What does a ‘typical’ solicitor earn? Less than politicians with an axe to grind would have you believe.
Ever considered leaving the law and taking up guiding planes – or driving a train? There’s a more than even chance you could be laughing all the way to the bank.
The annual pay survey by the Office for National Statistics (ONS) contains an arresting number that ought to be assimilated by the lord chancellor, tabloid press and myriad other peddlers of the politically convenient ‘fat-cat lawyer’ myth.
The median full-time pay of a solicitor in 2013/14 was £41,178 – half earned more, half less.
Not an insubstantial sum, warranted, when the median pay of all full-time workers came in at just over £22,000. And it’s up on last year (£40,081), the number-crunchers tell me. But this still places lawyering well outside the 10 highest-earning occupations, in the same category as rolling-stock repairers and mechanical engineers. Nurses, those angels of mercy so fulsomely courted by politicians and Fleet Street, aren’t so far behind, on £32,000.
A train driver, I was interested to note, earns £48,000 and an air traffic controller a gratifying £78,874. You really don’t want either operative to hit the wrong button on the dashboard – but still.

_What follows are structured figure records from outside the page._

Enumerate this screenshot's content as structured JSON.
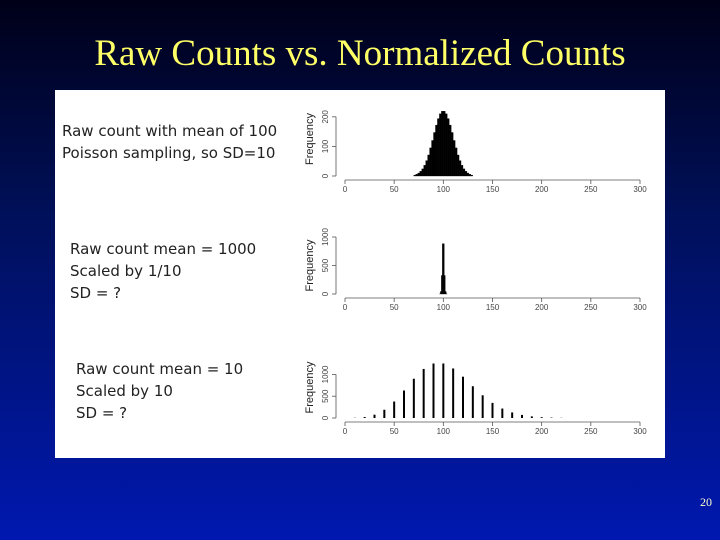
{
  "slide": {
    "title": "Raw Counts vs. Normalized Counts",
    "page_number": "20"
  },
  "chart_data": [
    {
      "type": "histogram",
      "annotation": [
        "Raw count with mean of 100",
        "Poisson sampling, so SD=10"
      ],
      "y_label": "Frequency",
      "bins": [
        70,
        72,
        74,
        76,
        78,
        80,
        82,
        84,
        86,
        88,
        90,
        92,
        94,
        96,
        98,
        100,
        102,
        104,
        106,
        108,
        110,
        112,
        114,
        116,
        118,
        120,
        122,
        124,
        126,
        128,
        130
      ],
      "values": [
        3,
        6,
        10,
        16,
        24,
        36,
        52,
        71,
        95,
        120,
        147,
        172,
        194,
        210,
        219,
        219,
        210,
        194,
        172,
        147,
        120,
        95,
        71,
        52,
        36,
        24,
        16,
        10,
        6,
        3
      ],
      "color": "#000000",
      "xlim": [
        0,
        300
      ],
      "xticks": [
        0,
        50,
        100,
        150,
        200,
        250,
        300
      ],
      "ylim": [
        0,
        250
      ],
      "yticks": [
        0,
        100,
        200
      ]
    },
    {
      "type": "histogram",
      "annotation": [
        "Raw count mean = 1000",
        "Scaled by 1/10",
        "SD = ?"
      ],
      "y_label": "Frequency",
      "bins": [
        95,
        96,
        97,
        98,
        99,
        100,
        101,
        102,
        103,
        104,
        105
      ],
      "values": [
        0,
        2,
        44,
        325,
        882,
        882,
        325,
        44,
        2,
        0
      ],
      "color": "#000000",
      "xlim": [
        0,
        300
      ],
      "xticks": [
        0,
        50,
        100,
        150,
        200,
        250,
        300
      ],
      "ylim": [
        0,
        1000
      ],
      "yticks": [
        0,
        500,
        1000
      ]
    },
    {
      "type": "bar",
      "annotation": [
        "Raw count mean = 10",
        "Scaled by 10",
        "SD = ?"
      ],
      "y_label": "Frequency",
      "x": [
        0,
        10,
        20,
        30,
        40,
        50,
        60,
        70,
        80,
        90,
        100,
        110,
        120,
        130,
        140,
        150,
        160,
        170,
        180,
        190,
        200,
        210,
        220
      ],
      "values": [
        0,
        5,
        23,
        76,
        189,
        378,
        631,
        901,
        1126,
        1251,
        1251,
        1137,
        948,
        729,
        521,
        347,
        217,
        128,
        71,
        37,
        19,
        9,
        4
      ],
      "color": "#000000",
      "xlim": [
        0,
        300
      ],
      "xticks": [
        0,
        50,
        100,
        150,
        200,
        250,
        300
      ],
      "ylim": [
        0,
        1400
      ],
      "yticks": [
        0,
        500,
        1000
      ]
    }
  ]
}
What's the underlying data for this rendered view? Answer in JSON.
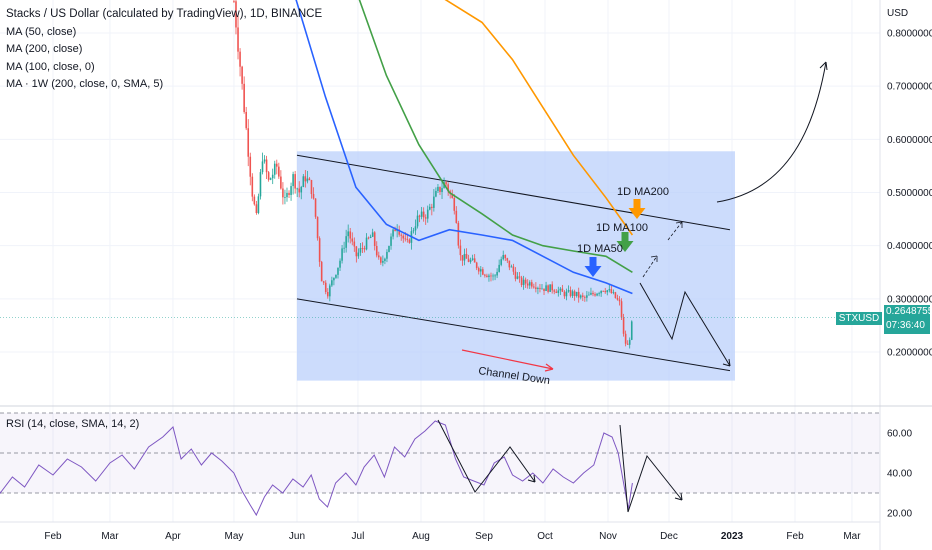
{
  "chart_data": [
    {
      "type": "candlestick",
      "title": "Stacks / US Dollar (calculated by TradingView), 1D, BINANCE",
      "indicators": [
        "MA (50, close)",
        "MA (200, close)",
        "MA (100, close, 0)",
        "MA · 1W (200, close, 0, SMA, 5)"
      ],
      "currency_label": "USD",
      "y_ticks": [
        "0.80000000",
        "0.70000000",
        "0.60000000",
        "0.50000000",
        "0.40000000",
        "0.30000000",
        "0.20000000"
      ],
      "ylim": [
        0.17,
        0.875
      ],
      "x_ticks": [
        "Feb",
        "Mar",
        "Apr",
        "May",
        "Jun",
        "Jul",
        "Aug",
        "Sep",
        "Oct",
        "Nov",
        "Dec",
        "2023",
        "Feb",
        "Mar"
      ],
      "price": {
        "symbol": "STXUSD",
        "value": "0.26487555",
        "countdown": "07:36:40"
      },
      "price_path": [
        [
          "2022-05-01",
          0.86
        ],
        [
          "2022-05-03",
          0.78
        ],
        [
          "2022-05-06",
          0.66
        ],
        [
          "2022-05-08",
          0.58
        ],
        [
          "2022-05-10",
          0.5
        ],
        [
          "2022-05-12",
          0.45
        ],
        [
          "2022-05-15",
          0.57
        ],
        [
          "2022-05-18",
          0.52
        ],
        [
          "2022-05-22",
          0.55
        ],
        [
          "2022-05-26",
          0.48
        ],
        [
          "2022-05-30",
          0.53
        ],
        [
          "2022-06-02",
          0.5
        ],
        [
          "2022-06-05",
          0.53
        ],
        [
          "2022-06-08",
          0.51
        ],
        [
          "2022-06-10",
          0.46
        ],
        [
          "2022-06-13",
          0.34
        ],
        [
          "2022-06-16",
          0.31
        ],
        [
          "2022-06-19",
          0.34
        ],
        [
          "2022-06-22",
          0.37
        ],
        [
          "2022-06-26",
          0.43
        ],
        [
          "2022-06-30",
          0.38
        ],
        [
          "2022-07-04",
          0.4
        ],
        [
          "2022-07-08",
          0.42
        ],
        [
          "2022-07-12",
          0.36
        ],
        [
          "2022-07-16",
          0.4
        ],
        [
          "2022-07-20",
          0.44
        ],
        [
          "2022-07-25",
          0.4
        ],
        [
          "2022-07-30",
          0.45
        ],
        [
          "2022-08-04",
          0.46
        ],
        [
          "2022-08-09",
          0.5
        ],
        [
          "2022-08-13",
          0.52
        ],
        [
          "2022-08-18",
          0.47
        ],
        [
          "2022-08-20",
          0.38
        ],
        [
          "2022-08-26",
          0.37
        ],
        [
          "2022-09-01",
          0.35
        ],
        [
          "2022-09-06",
          0.34
        ],
        [
          "2022-09-10",
          0.38
        ],
        [
          "2022-09-14",
          0.36
        ],
        [
          "2022-09-19",
          0.33
        ],
        [
          "2022-09-24",
          0.33
        ],
        [
          "2022-09-30",
          0.32
        ],
        [
          "2022-10-05",
          0.32
        ],
        [
          "2022-10-10",
          0.31
        ],
        [
          "2022-10-15",
          0.31
        ],
        [
          "2022-10-20",
          0.3
        ],
        [
          "2022-10-25",
          0.31
        ],
        [
          "2022-10-30",
          0.32
        ],
        [
          "2022-11-03",
          0.31
        ],
        [
          "2022-11-07",
          0.29
        ],
        [
          "2022-11-09",
          0.22
        ],
        [
          "2022-11-11",
          0.21
        ],
        [
          "2022-11-13",
          0.26
        ]
      ],
      "moving_averages": [
        {
          "name": "1D MA50",
          "color": "#2962ff",
          "points": [
            [
              "2022-05-31",
              0.87
            ],
            [
              "2022-06-15",
              0.68
            ],
            [
              "2022-06-30",
              0.51
            ],
            [
              "2022-07-15",
              0.44
            ],
            [
              "2022-07-31",
              0.41
            ],
            [
              "2022-08-15",
              0.43
            ],
            [
              "2022-08-31",
              0.42
            ],
            [
              "2022-09-15",
              0.41
            ],
            [
              "2022-09-30",
              0.38
            ],
            [
              "2022-10-15",
              0.35
            ],
            [
              "2022-10-31",
              0.33
            ],
            [
              "2022-11-13",
              0.31
            ]
          ]
        },
        {
          "name": "1D MA100",
          "color": "#43a047",
          "points": [
            [
              "2022-07-01",
              0.87
            ],
            [
              "2022-07-15",
              0.72
            ],
            [
              "2022-07-31",
              0.59
            ],
            [
              "2022-08-15",
              0.5
            ],
            [
              "2022-08-31",
              0.46
            ],
            [
              "2022-09-15",
              0.42
            ],
            [
              "2022-09-30",
              0.4
            ],
            [
              "2022-10-15",
              0.39
            ],
            [
              "2022-10-31",
              0.38
            ],
            [
              "2022-11-13",
              0.35
            ]
          ]
        },
        {
          "name": "1D MA200",
          "color": "#ff9800",
          "points": [
            [
              "2022-08-10",
              0.87
            ],
            [
              "2022-08-31",
              0.82
            ],
            [
              "2022-09-15",
              0.75
            ],
            [
              "2022-09-30",
              0.66
            ],
            [
              "2022-10-15",
              0.57
            ],
            [
              "2022-10-31",
              0.49
            ],
            [
              "2022-11-13",
              0.42
            ]
          ]
        }
      ],
      "channel": {
        "label": "Channel Down",
        "upper": [
          [
            "2022-06-01",
            0.57
          ],
          [
            "2022-12-31",
            0.43
          ]
        ],
        "lower": [
          [
            "2022-06-01",
            0.3
          ],
          [
            "2022-12-31",
            0.165
          ]
        ]
      },
      "annotations": [
        "1D MA200",
        "1D MA100",
        "1D MA50"
      ]
    },
    {
      "type": "line",
      "title": "RSI (14, close, SMA, 14, 2)",
      "y_ticks": [
        "60.00",
        "40.00",
        "20.00"
      ],
      "ylim": [
        15,
        75
      ],
      "bands": [
        30,
        50,
        70
      ],
      "values": [
        [
          "2022-01-01",
          42
        ],
        [
          "2022-01-06",
          30
        ],
        [
          "2022-01-12",
          38
        ],
        [
          "2022-01-18",
          33
        ],
        [
          "2022-01-25",
          44
        ],
        [
          "2022-02-01",
          39
        ],
        [
          "2022-02-08",
          47
        ],
        [
          "2022-02-15",
          43
        ],
        [
          "2022-02-22",
          36
        ],
        [
          "2022-03-01",
          45
        ],
        [
          "2022-03-07",
          49
        ],
        [
          "2022-03-13",
          42
        ],
        [
          "2022-03-20",
          53
        ],
        [
          "2022-03-27",
          58
        ],
        [
          "2022-04-01",
          63
        ],
        [
          "2022-04-05",
          47
        ],
        [
          "2022-04-10",
          52
        ],
        [
          "2022-04-15",
          44
        ],
        [
          "2022-04-20",
          50
        ],
        [
          "2022-04-25",
          46
        ],
        [
          "2022-05-01",
          40
        ],
        [
          "2022-05-05",
          31
        ],
        [
          "2022-05-09",
          24
        ],
        [
          "2022-05-12",
          19
        ],
        [
          "2022-05-16",
          28
        ],
        [
          "2022-05-20",
          34
        ],
        [
          "2022-05-25",
          30
        ],
        [
          "2022-05-30",
          37
        ],
        [
          "2022-06-04",
          33
        ],
        [
          "2022-06-08",
          39
        ],
        [
          "2022-06-12",
          27
        ],
        [
          "2022-06-16",
          23
        ],
        [
          "2022-06-20",
          35
        ],
        [
          "2022-06-25",
          40
        ],
        [
          "2022-06-30",
          34
        ],
        [
          "2022-07-04",
          43
        ],
        [
          "2022-07-09",
          49
        ],
        [
          "2022-07-14",
          38
        ],
        [
          "2022-07-19",
          53
        ],
        [
          "2022-07-24",
          48
        ],
        [
          "2022-07-29",
          57
        ],
        [
          "2022-08-03",
          61
        ],
        [
          "2022-08-08",
          66
        ],
        [
          "2022-08-13",
          64
        ],
        [
          "2022-08-18",
          47
        ],
        [
          "2022-08-22",
          38
        ],
        [
          "2022-08-27",
          36
        ],
        [
          "2022-09-01",
          34
        ],
        [
          "2022-09-06",
          45
        ],
        [
          "2022-09-11",
          48
        ],
        [
          "2022-09-15",
          39
        ],
        [
          "2022-09-20",
          36
        ],
        [
          "2022-09-25",
          40
        ],
        [
          "2022-09-30",
          35
        ],
        [
          "2022-10-05",
          42
        ],
        [
          "2022-10-10",
          38
        ],
        [
          "2022-10-15",
          35
        ],
        [
          "2022-10-20",
          40
        ],
        [
          "2022-10-25",
          44
        ],
        [
          "2022-10-30",
          60
        ],
        [
          "2022-11-03",
          58
        ],
        [
          "2022-11-06",
          50
        ],
        [
          "2022-11-09",
          33
        ],
        [
          "2022-11-11",
          22
        ],
        [
          "2022-11-13",
          35
        ]
      ]
    }
  ]
}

Oh, and incidentally: the basic salary of a member of parliament (a post for which there are dozens of applicants per vacancy; which requires no qualifications; which is largely unregulated; and which has no required working hours) is £67,030.
The ONS survey confirms the general plunge in living standards attendant upon the UK’s painful encounter with, and emergence from, recession. In 2014 wages fell 1.6% in real terms, back to levels last seen in the early 2000s.
But the BBC - which last week decided the biggest financial scandal in British history was not worth reporting on its homepage (I digress) - unsurprisingly opted to accentuate the positive.
This is that the average full-time pay gap between men and women is at its narrowest since comparative records began in 1997. The difference stood at 9.4% in April, compared with 10% a year earlier.
In this, it would seem, the law is moving in the wrong direction. According to Law Society figures, in the solicitors profession the gender pay gap has actually risen, with women’s salaries on average 30% lower across all areas of private practice in 2013. In 2012, the gap was 27%.
Of course, you can prove anything with statistics. Even the truth.